Les deux hommes bénéficient certes d’une douce euphorie après leurs victoires respectives sur Abdoulaye Wade et Nicolas Sarkozy, mais en aucun cas d’un état de grâce. Nul doute qu’ils se posent chaque jour la même question à l’approche d’un scrutin législatif crucial (les 10 et 17 juin en France, le 1er juillet au Sénégal) : comment, après avoir multiplié les promesses de changement durant la campagne, ne pas décevoir ?
Deux mois après son élection, Macky Sall s’en sort plutôt bien. Lorsqu’il a pris les clés du palais présidentiel, le 2 avril, il a découvert l’ampleur du désastre. À vrai dire, il s’y était préparé. « Nous étions informés de ce qui se passait », soutient le directeur adjoint de son cabinet, Moubarack Lô.
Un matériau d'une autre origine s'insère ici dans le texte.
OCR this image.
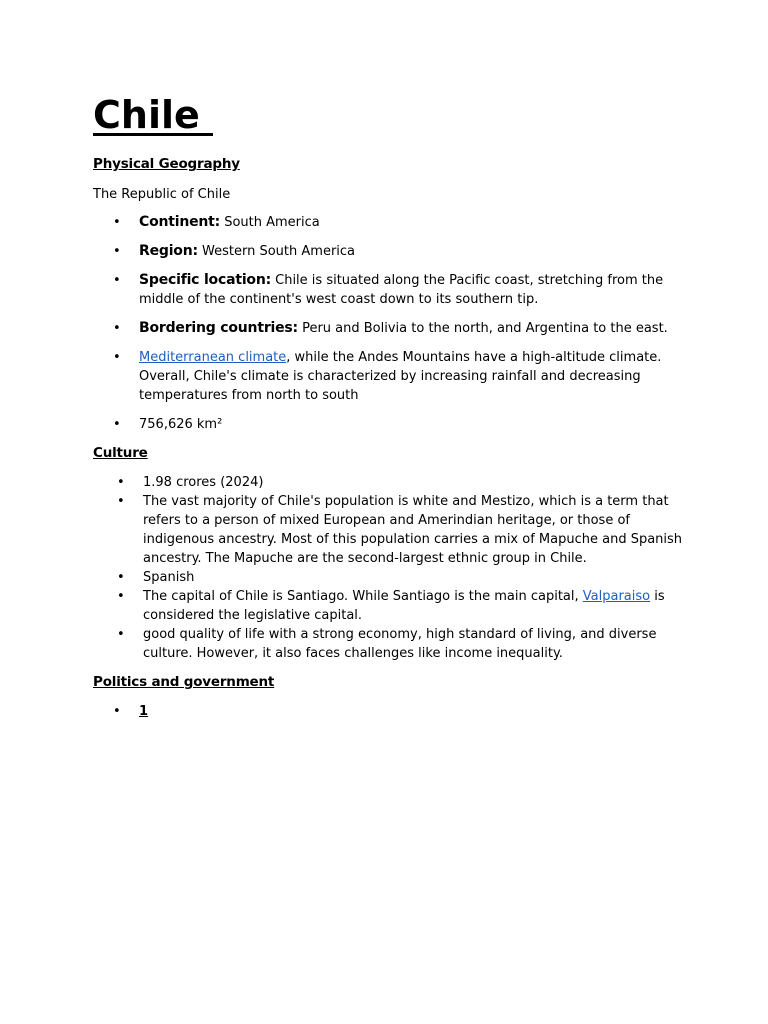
Chile

Physical Geography

The Republic of Chile

• Continent: South America
• Region: Western South America
• Specific location: Chile is situated along the Pacific coast, stretching from the middle of the continent's west coast down to its southern tip.
• Bordering countries: Peru and Bolivia to the north, and Argentina to the east.
• Mediterranean climate, while the Andes Mountains have a high-altitude climate. Overall, Chile's climate is characterized by increasing rainfall and decreasing temperatures from north to south
• 756,626 km²

Culture

• 1.98 crores (2024)
• The vast majority of Chile's population is white and Mestizo, which is a term that refers to a person of mixed European and Amerindian heritage, or those of indigenous ancestry. Most of this population carries a mix of Mapuche and Spanish ancestry. The Mapuche are the second-largest ethnic group in Chile.
• Spanish
• The capital of Chile is Santiago. While Santiago is the main capital, Valparaiso is considered the legislative capital.
• good quality of life with a strong economy, high standard of living, and diverse culture. However, it also faces challenges like income inequality.

Politics and government

• 1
La diplomatie était isolée, voire boudée, le spectre d’une année blanche dans l’éducation se faisait de plus en plus menaçant, les caisses de l’État restaient vides, les emplois fictifs étaient pléthoriques et la liste des agences budgétivores aux dénominations les plus improbables s’est révélée plus fournie encore que les prévisions ne le laissaient entendre.
Ses services ont ainsi appris l’existence d’une Agence nationale des nouveaux ports du Sénégal, alors même qu’aucun nouveau port n’est envisageable dans le pays ; d’une Direction de la construction de petits aéronefs, qualifiée par l’Inspection générale d’État (IGE) d’« inopportune » ; ou encore d’une Agence nationale de la haute autorité du désert, « sans objet »… Ils ont aussi découvert que l’équipe précédente avait mis en place un Office sénégalais pour la propriété industrielle et l’innovation technologique, dont le doublon avec l’Agence sénégalaise pour la propriété industrielle et l’innovation technologique est évident.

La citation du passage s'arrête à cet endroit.